Don’t expect or request much one-on-one time; 15-minute appointments arranged beforehand should suffice. When trying to set up these exploratory meetings, be candid and honest: simply state that you are ‘interested in expanding your network of industry relationships and you want to connect with [target’s name] because of his or her mutual interests, reputation, or position in the industry.’ If your target contacts are unable to schedule a block of time, they may be open to your dropping in for a quick ‘hello’ on the fly.
Unless you are openly job searching, be discrete; word travels fast. There is an assumed risk if your current employer thinks that you are actively looking for a new position. Having said that, it is perfectly normal to listen for long-term career opportunities; we all have a friend who is ready for a new job.
2. Use Discretion
The trade show floor is not the most discrete place nor the best time to vent frustrations with your current position. Never criticize your present employer or shirk your responsibilities; think of the impression it could leave with your target contact. If you do hint about your company-switching motives, stay positive and keep the door open with a position like: “I love my job, but at some point I may be looking for a new challenge.”
3. Muster your Mojo
Forget about how tired you are. Bring your “A” game. Dress smartly. Have fun. Get in your zone. Give more energy than you take. Take advantage of social events like parties, breakfasts, dinners, or speaking events.

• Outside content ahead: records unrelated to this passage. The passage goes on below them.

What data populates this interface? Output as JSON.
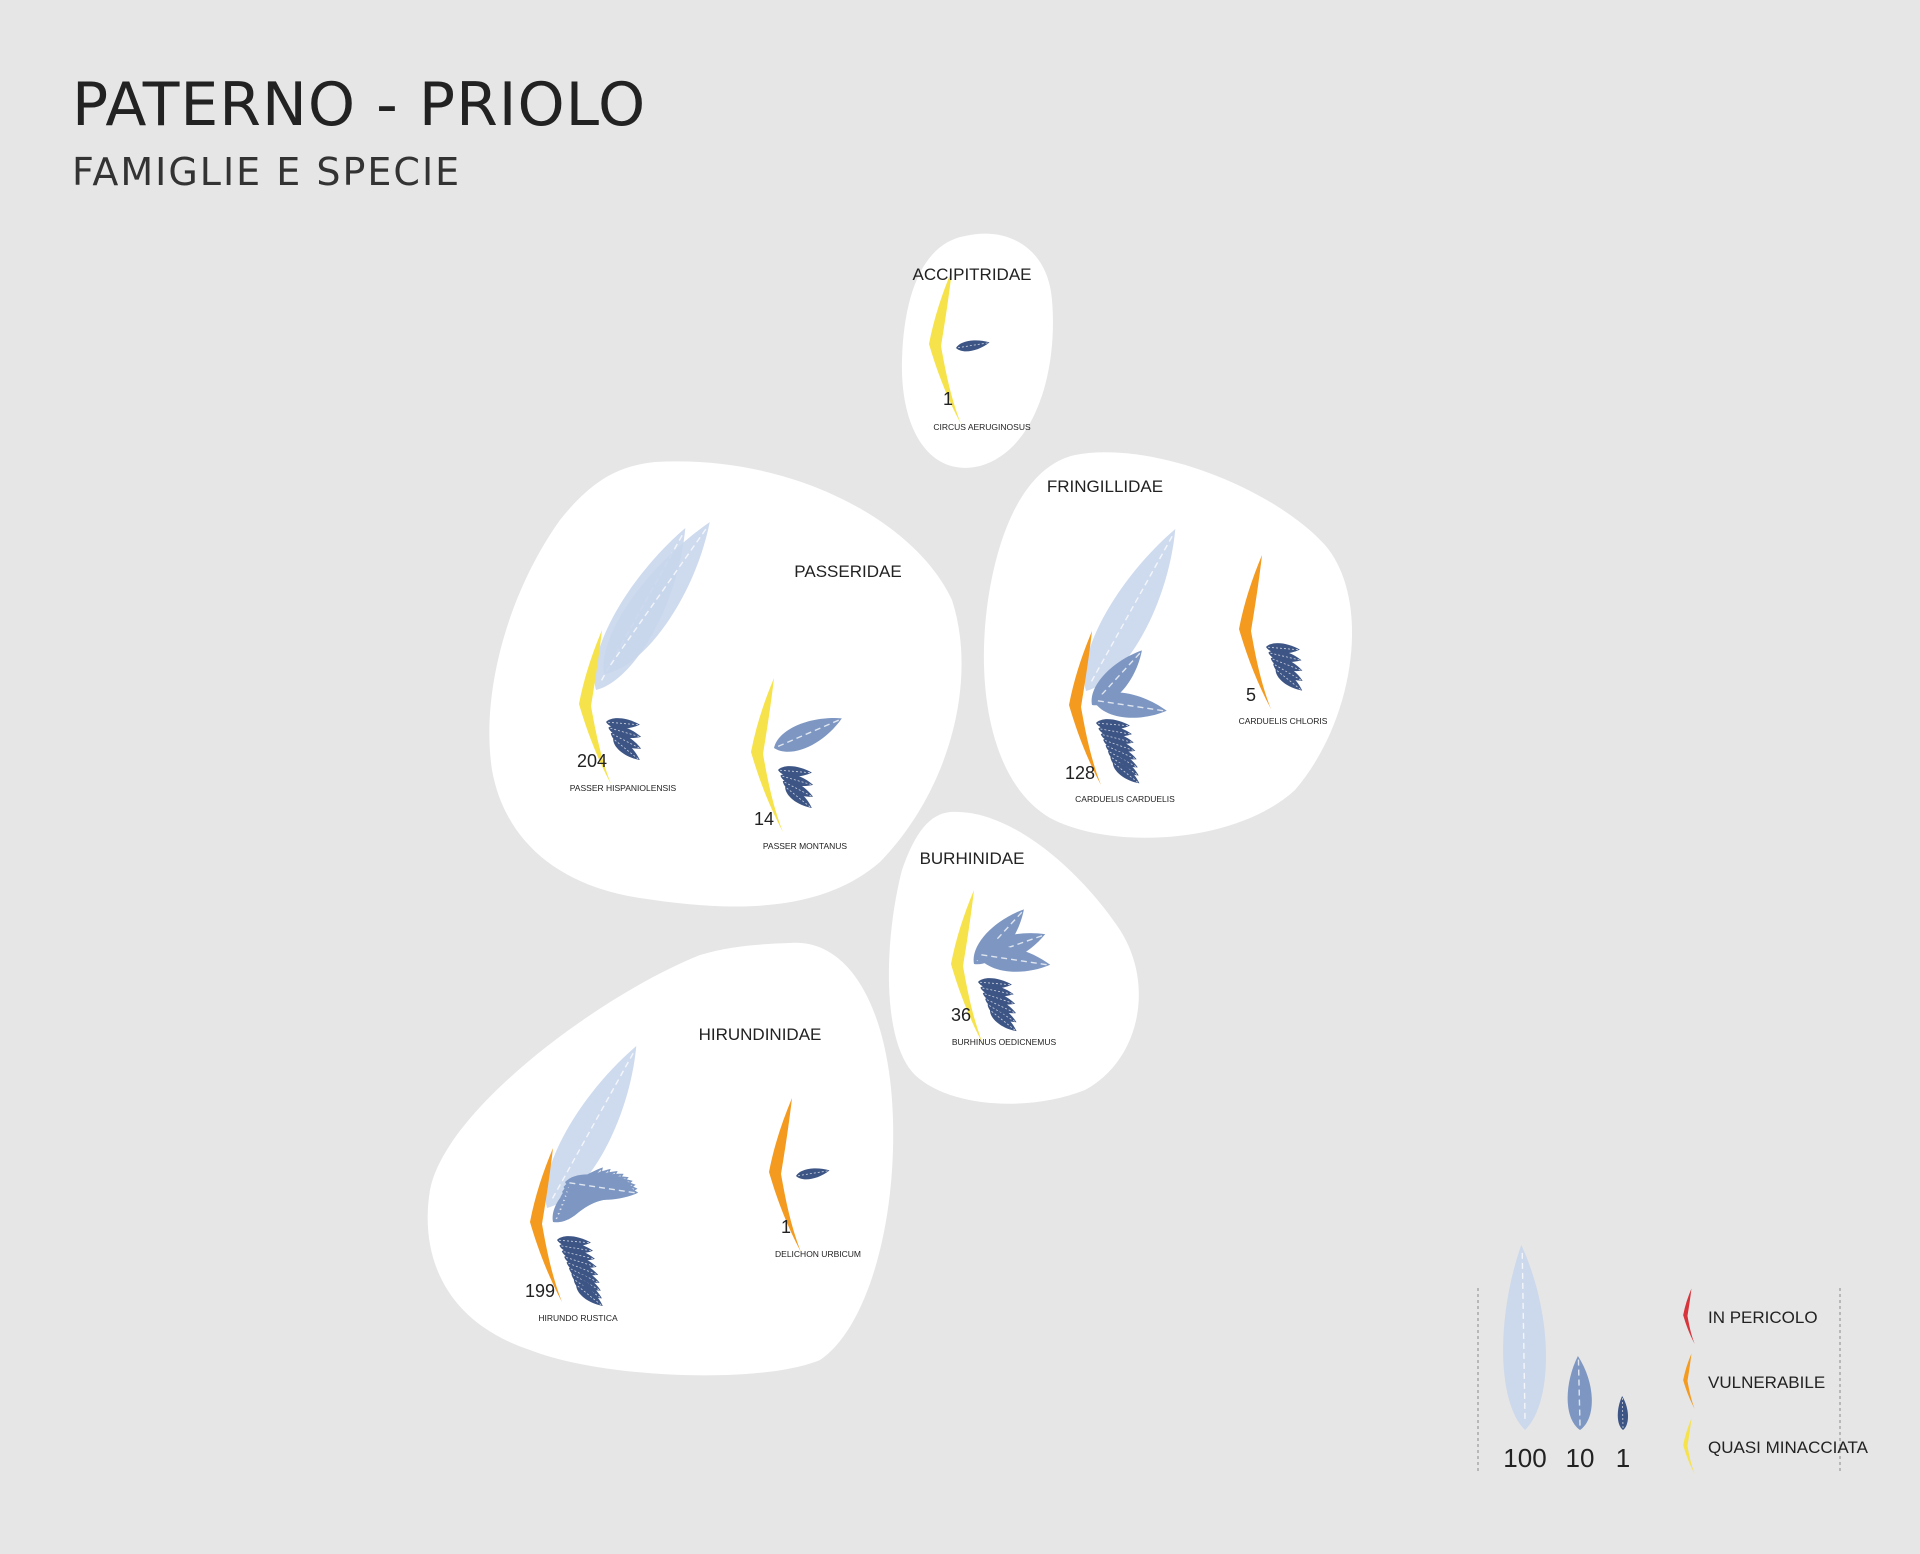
{
  "title": "PATERNO - PRIOLO",
  "subtitle": "FAMIGLIE E SPECIE",
  "colors": {
    "background": "#e6e6e6",
    "blob": "#ffffff",
    "feather_100": "#c9d6ec",
    "feather_10": "#7d97c2",
    "feather_1": "#3d5585",
    "in_pericolo": "#d8343b",
    "vulnerabile": "#f39a1f",
    "quasi_minacciata": "#f6e24a"
  },
  "families": [
    {
      "name": "ACCIPITRIDAE",
      "species": [
        {
          "name": "CIRCUS AERUGINOSUS",
          "count": 1,
          "count_label": "1",
          "status": "quasi_minacciata"
        }
      ]
    },
    {
      "name": "PASSERIDAE",
      "species": [
        {
          "name": "PASSER HISPANIOLENSIS",
          "count": 204,
          "count_label": "204",
          "status": "quasi_minacciata"
        },
        {
          "name": "PASSER MONTANUS",
          "count": 14,
          "count_label": "14",
          "status": "quasi_minacciata"
        }
      ]
    },
    {
      "name": "FRINGILLIDAE",
      "species": [
        {
          "name": "CARDUELIS CARDUELIS",
          "count": 128,
          "count_label": "128",
          "status": "vulnerabile"
        },
        {
          "name": "CARDUELIS CHLORIS",
          "count": 5,
          "count_label": "5",
          "status": "vulnerabile"
        }
      ]
    },
    {
      "name": "BURHINIDAE",
      "species": [
        {
          "name": "BURHINUS OEDICNEMUS",
          "count": 36,
          "count_label": "36",
          "status": "quasi_minacciata"
        }
      ]
    },
    {
      "name": "HIRUNDINIDAE",
      "species": [
        {
          "name": "HIRUNDO RUSTICA",
          "count": 199,
          "count_label": "199",
          "status": "vulnerabile"
        },
        {
          "name": "DELICHON URBICUM",
          "count": 1,
          "count_label": "1",
          "status": "vulnerabile"
        }
      ]
    }
  ],
  "legend": {
    "sizes": [
      {
        "label": "100",
        "value": 100
      },
      {
        "label": "10",
        "value": 10
      },
      {
        "label": "1",
        "value": 1
      }
    ],
    "statuses": [
      {
        "key": "in_pericolo",
        "label": "IN PERICOLO"
      },
      {
        "key": "vulnerabile",
        "label": "VULNERABILE"
      },
      {
        "key": "quasi_minacciata",
        "label": "QUASI MINACCIATA"
      }
    ]
  }
}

More than making casual connections or ‘putting a face to the name,’ your goal is to get to know your target contacts and leave them wanting more. Enter meetings with the intention to ask questions, to learn about your target’s interests, and to ask about the work that he or she is most passionate about. Everyone loves attention, so be as genial as your personality allows. For more ideas, check out Leil Lowndes’s great book “How to Talk to Anyone”.
4. Bring a Buddy
I love working a room by bringing someone who is either “introduction worthy” or well connected. You’ll help each other make more connections. Your buddy’s praise will take you farther than touting your own accomplishments solo.

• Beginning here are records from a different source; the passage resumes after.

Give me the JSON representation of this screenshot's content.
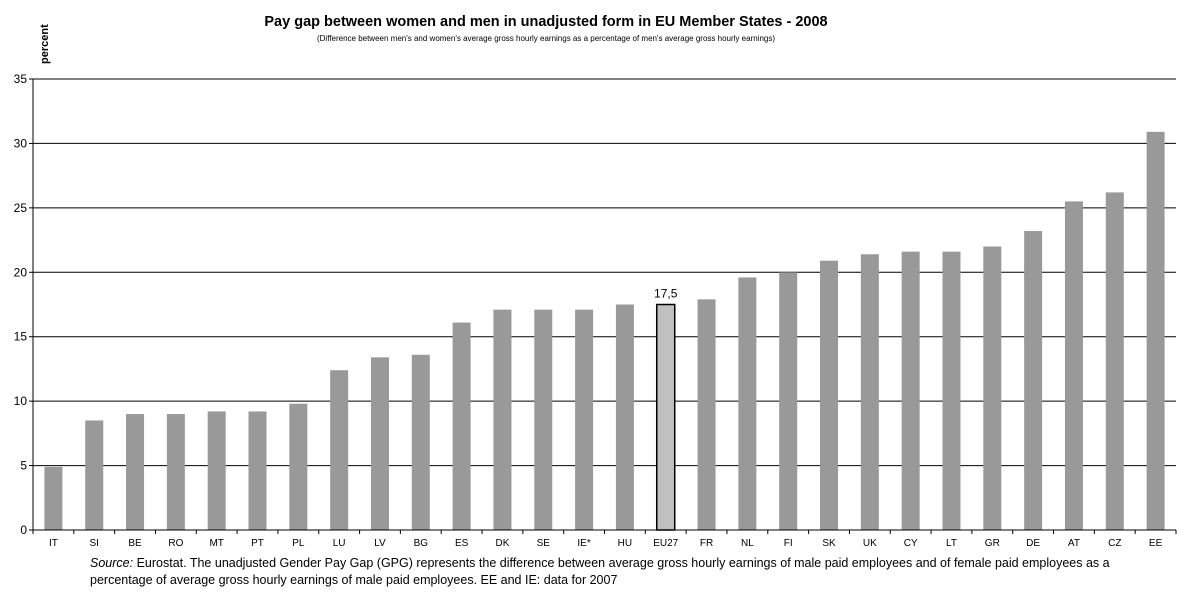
{
  "chart_data": {
    "type": "bar",
    "title": "Pay gap between women and men in unadjusted form in EU Member States - 2008",
    "subtitle": "(Difference between men's and women's average gross hourly earnings as a percentage of men's average gross hourly earnings)",
    "ylabel": "percent",
    "xlabel": "",
    "ylim": [
      0,
      35
    ],
    "yticks": [
      0,
      5,
      10,
      15,
      20,
      25,
      30,
      35
    ],
    "grid": true,
    "bar_color": "#999999",
    "highlight_color": "#c0c0c0",
    "highlight_category": "EU27",
    "highlight_label": "17,5",
    "categories": [
      "IT",
      "SI",
      "BE",
      "RO",
      "MT",
      "PT",
      "PL",
      "LU",
      "LV",
      "BG",
      "ES",
      "DK",
      "SE",
      "IE*",
      "HU",
      "EU27",
      "FR",
      "NL",
      "FI",
      "SK",
      "UK",
      "CY",
      "LT",
      "GR",
      "DE",
      "AT",
      "CZ",
      "EE"
    ],
    "values": [
      4.9,
      8.5,
      9.0,
      9.0,
      9.2,
      9.2,
      9.8,
      12.4,
      13.4,
      13.6,
      16.1,
      17.1,
      17.1,
      17.1,
      17.5,
      17.5,
      17.9,
      19.6,
      20.0,
      20.9,
      21.4,
      21.6,
      21.6,
      22.0,
      23.2,
      25.5,
      26.2,
      30.9
    ]
  },
  "note": {
    "source_label": "Source:",
    "text": "Eurostat. The unadjusted Gender Pay Gap (GPG) represents the difference between average gross hourly earnings of male paid employees and of female paid employees as a percentage of average gross hourly earnings of male paid employees. EE and IE: data for 2007"
  }
}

I like to walk the floor with other successful long-term consultants. Lawyers, bankers, recruiters, marketing consultants, and private equity investors are the biggest connectors because they work for multiple companies within the industry. Many have worked hard to earn professional equity. If they feel you are worthy, they will spend some of their relationship capital to make credible introductions for you. It is also fun to reciprocate by making meaningful introductions for them too.
5. Serve Appetizers
Be prepared to share something about your recent, best work in the public domain. Build interest without dominating the conversation. For example, you might say that you have been working on a social media marketing campaign, and you recently launched a viral video that complements your brand and product strategy. Don’t go into details, leave them wanting more. After the trade show, your basic “Nice to meet you” follow-up note could include a link with a casual “Check out that video I directed.” You can’t just talk a good game, you need to be the real deal.
Quality over Quantity
It is important to remember that quality is more important than quantity. Set realistic goals and remember to invest heavily in the relationships that you have already established. All relationships need to be nourished, so do everything you can to be of service to your network.

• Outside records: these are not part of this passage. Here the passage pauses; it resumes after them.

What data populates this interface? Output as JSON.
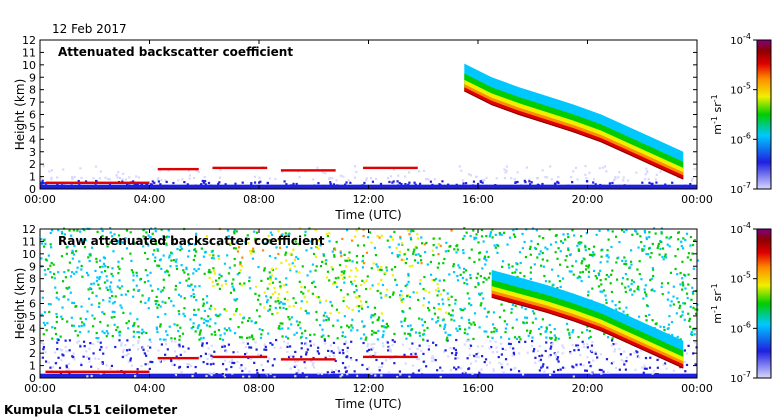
{
  "date": "12 Feb 2017",
  "footer": "Kumpula CL51 ceilometer",
  "colors": {
    "low": "#d8d8ff",
    "blue": "#1f1fe0",
    "cyan": "#00c8ff",
    "green": "#00cc00",
    "yellow": "#f0f000",
    "orange": "#ff8c00",
    "red": "#e00000",
    "darkred": "#8b0000",
    "purple": "#800080"
  },
  "chart_data": [
    {
      "type": "heatmap",
      "title": "Attenuated backscatter coefficient",
      "xlabel": "Time (UTC)",
      "ylabel": "Height (km)",
      "xlim": [
        "00:00",
        "24:00"
      ],
      "ylim": [
        0,
        12
      ],
      "x_ticks": [
        "00:00",
        "04:00",
        "08:00",
        "12:00",
        "16:00",
        "20:00",
        "00:00"
      ],
      "y_ticks": [
        "0",
        "1",
        "2",
        "3",
        "4",
        "5",
        "6",
        "7",
        "8",
        "9",
        "10",
        "11",
        "12"
      ],
      "colorbar": {
        "label": "m-1 sr-1",
        "scale": "log",
        "range": [
          1e-07,
          0.0001
        ],
        "tick_labels": [
          {
            "base": "10",
            "exp": "-4"
          },
          {
            "base": "10",
            "exp": "-5"
          },
          {
            "base": "10",
            "exp": "-6"
          },
          {
            "base": "10",
            "exp": "-7"
          }
        ]
      },
      "cloud_base_km": [
        {
          "t": 15.5,
          "h": 7.9
        },
        {
          "t": 16.5,
          "h": 6.8
        },
        {
          "t": 17.5,
          "h": 6.0
        },
        {
          "t": 18.5,
          "h": 5.3
        },
        {
          "t": 19.5,
          "h": 4.6
        },
        {
          "t": 20.5,
          "h": 3.8
        },
        {
          "t": 21.5,
          "h": 2.8
        },
        {
          "t": 22.5,
          "h": 1.8
        },
        {
          "t": 23.5,
          "h": 0.8
        }
      ],
      "low_cloud_segments_km": [
        {
          "t0": 6.3,
          "t1": 8.3,
          "h": 1.7
        },
        {
          "t0": 8.8,
          "t1": 10.8,
          "h": 1.5
        },
        {
          "t0": 11.8,
          "t1": 13.8,
          "h": 1.7
        },
        {
          "t0": 4.3,
          "t1": 5.8,
          "h": 1.6
        },
        {
          "t0": 0.2,
          "t1": 4.0,
          "h": 0.5
        }
      ]
    },
    {
      "type": "heatmap",
      "title": "Raw attenuated backscatter coefficient",
      "xlabel": "Time (UTC)",
      "ylabel": "Height (km)",
      "xlim": [
        "00:00",
        "24:00"
      ],
      "ylim": [
        0,
        12
      ],
      "x_ticks": [
        "00:00",
        "04:00",
        "08:00",
        "12:00",
        "16:00",
        "20:00",
        "00:00"
      ],
      "y_ticks": [
        "0",
        "1",
        "2",
        "3",
        "4",
        "5",
        "6",
        "7",
        "8",
        "9",
        "10",
        "11",
        "12"
      ],
      "colorbar": {
        "label": "m-1 sr-1",
        "scale": "log",
        "range": [
          1e-07,
          0.0001
        ],
        "tick_labels": [
          {
            "base": "10",
            "exp": "-4"
          },
          {
            "base": "10",
            "exp": "-5"
          },
          {
            "base": "10",
            "exp": "-6"
          },
          {
            "base": "10",
            "exp": "-7"
          }
        ]
      },
      "cloud_base_km": [
        {
          "t": 16.5,
          "h": 6.5
        },
        {
          "t": 17.5,
          "h": 5.9
        },
        {
          "t": 18.5,
          "h": 5.3
        },
        {
          "t": 19.5,
          "h": 4.6
        },
        {
          "t": 20.5,
          "h": 3.8
        },
        {
          "t": 21.5,
          "h": 2.8
        },
        {
          "t": 22.5,
          "h": 1.8
        },
        {
          "t": 23.5,
          "h": 0.8
        }
      ],
      "low_cloud_segments_km": [
        {
          "t0": 6.3,
          "t1": 8.3,
          "h": 1.7
        },
        {
          "t0": 8.8,
          "t1": 10.8,
          "h": 1.5
        },
        {
          "t0": 11.8,
          "t1": 13.8,
          "h": 1.7
        },
        {
          "t0": 4.3,
          "t1": 5.8,
          "h": 1.6
        },
        {
          "t0": 0.2,
          "t1": 4.0,
          "h": 0.5
        }
      ]
    }
  ]
}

Yes, this will take some extra effort. You will have to hustle to apply these principles to your trade show routine consistently. The reward is worth it. Gradually, you will build more meaningful relationships in the industry and earn access to the largest pool of career opportunities; the ones that are never posted. With time, you and your hard-earned connections may become the vital link for other ambitious and talented people who are deserving of the best opportunities.